Reproductive performance and diving behaviour share a common sea-ice concentration optimum in Adélie penguins (Pygoscelis adeliae).

The Southern Ocean is currently experiencing major environmental changes, including in sea-ice cover. Such changes strongly influence ecosystem structure and functioning and affect the survival and reproduction of predators such as seabirds. These effects are likely mediated by reduced availability of food resources. As such, seabirds are reliable eco-indicators of environmental conditions in the Antarctic region. Here, based on 9 years of sea-ice data, we found that the breeding success of Adélie penguins (Pygoscelis adeliae) reaches a peak at intermediate sea-ice cover (ca. 20%). We further examined the effects of sea-ice conditions on the foraging activity of penguins, measured at multiple scales from individual dives to foraging trips. Analysis of temporal organisation of dives, including fractal and bout analyses, revealed an increasingly consistent behaviour during years with extensive sea-ice cover. The relationship between several dive parameters and sea-ice cover in the foraging area appears to be quadratic. In years of low and high sea-ice cover, individuals adjusted their diving effort by generally diving deeper, more frequently and by resting at the surface between dives for shorter periods of time than in years with intermediate sea-ice cover.

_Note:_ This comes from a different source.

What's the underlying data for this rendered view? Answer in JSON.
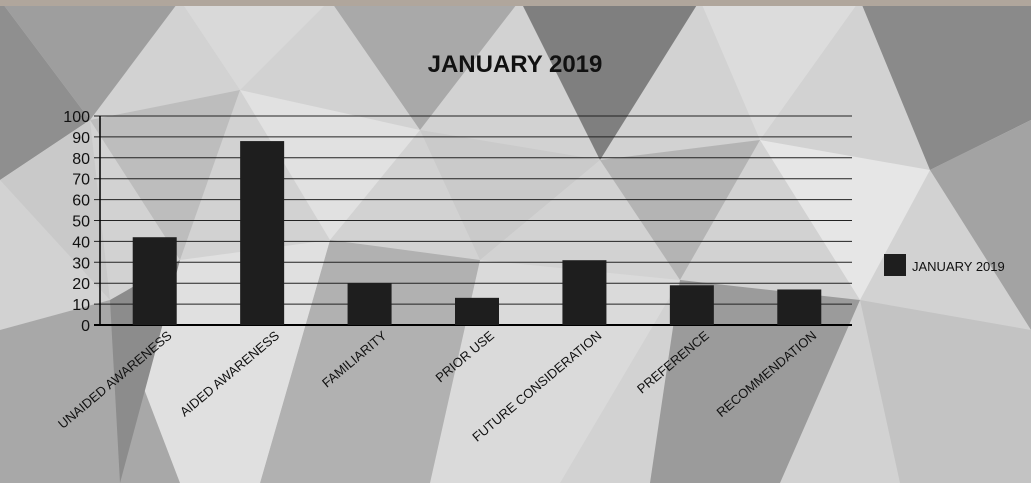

Our study therefore suggests that sea-ice cover is likely to affect the reproductive performance of Adélie penguins through its effects on foraging behaviour, as breeding success and most diving parameters share a common optimum. Some years, however, deviated from this general trend, suggesting that other factors (e.g. precipitation during the breeding season) might sometimes become preponderant over the sea-ice effects on breeding and foraging performance. Our study highlights the value of monitoring fitness parameters and individual behaviour concomitantly over the long-term to better characterize optimal environmental conditions and potential resilience of wildlife. Such an approach is crucial if we want to anticipate the effects of environmental change on Antarctic penguin populations.